Tips for Buying a Vacation Home
April 8th, 2016
With real estate prices in many desirable vacation spots around the world still in recovery mode after the tough market of 2008, for many buyers it’s the ideal time to buy a second home. Before you sign on the dotted line for that time share you were thinking about — and you probably already know that’s a bad idea — here’s what you need to consider to make the most of your free time and your investment.
Location Still Matters Most
When you bought your primary residence, you probably spent a lot of time choosing a location — after all, you can change everything else. When buying vacation property, you need to spend even more time reviewing your options. Is the beach house you love located in a frequently flooded plain? Is the ski-on trail for that fabulous mountain chalet too difficult for beginners? Will it be tough to replace appliances, buy groceries or source home repairs? What about the property taxes? Most of all, have you spent enough time in the location to really know it well, and would you consider making the home your primary residence? If you can answer the question of where to buy a vacation home with certainty, then you’re in the right place.

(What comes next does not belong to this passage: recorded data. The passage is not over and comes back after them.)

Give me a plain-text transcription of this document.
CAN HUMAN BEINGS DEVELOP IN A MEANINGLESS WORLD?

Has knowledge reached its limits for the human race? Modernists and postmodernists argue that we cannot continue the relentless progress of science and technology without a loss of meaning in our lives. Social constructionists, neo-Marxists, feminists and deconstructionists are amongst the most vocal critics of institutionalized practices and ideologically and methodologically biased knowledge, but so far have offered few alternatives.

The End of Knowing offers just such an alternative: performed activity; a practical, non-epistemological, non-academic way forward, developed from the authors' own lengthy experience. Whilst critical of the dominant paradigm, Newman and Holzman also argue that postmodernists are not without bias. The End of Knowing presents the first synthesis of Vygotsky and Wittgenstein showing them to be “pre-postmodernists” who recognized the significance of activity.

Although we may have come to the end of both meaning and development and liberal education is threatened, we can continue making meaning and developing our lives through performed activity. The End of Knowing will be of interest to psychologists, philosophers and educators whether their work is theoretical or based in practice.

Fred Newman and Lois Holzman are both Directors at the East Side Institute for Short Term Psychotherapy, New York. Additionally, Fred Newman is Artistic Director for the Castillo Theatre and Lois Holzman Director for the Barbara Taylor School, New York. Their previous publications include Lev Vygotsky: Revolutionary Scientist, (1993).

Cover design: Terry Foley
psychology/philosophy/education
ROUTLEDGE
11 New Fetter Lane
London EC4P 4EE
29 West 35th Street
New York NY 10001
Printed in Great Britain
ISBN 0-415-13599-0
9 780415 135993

Chances are if you’re even considering buying a vacation home, then you are financially secure. But if you have to take on a large mortgage to pay the bills — and you haven’t factored the maintenance costs into your thinking — then you may want to reconsider. Many second homebuyers pay in cash because they don’t want to worry about payment problems. If they have a loan, then they rent out the house to vacationers and pay the mortgage back fast. Unlike your primary residence, which is also an investment, your second home falls squarely in the “want” category. If cash flow is a concern and you worry about having to unload the property quickly, think carefully before buying a vacation home.
Try Renting First
If you think you’ve found a location and you believe you’re financially secure enough to afford it, rent a home you’d consider buying in the place you love for the season. See how much time you’ll really spend there, and find out if the neighborhood you like meets your expectations for quality and upkeep. This way, you won’t find out too late that the property association’s maintenance workers are lax or that the ‘hood is home to wild partyers every holiday break. You can also find out how much you need amenities such as a gym, golf course, swim, tennis and clubhouse. If you don’t use those things when you rent, move on to a location that won’t charge you extra for the privilege.
Talk to Your Accountant
You are probably familiar with the tax benefits of owning a home. But those rules often only apply for a primary residence and not a second home. Before you assume you’ll be able to deduct mortgage interest and other expenses, talk to your accountant. Then you’ll understand the ramifications buying a second home will have on your financial picture.
The most important tip for buying a vacation home? Relax and have fun — after all, you’re on vacation.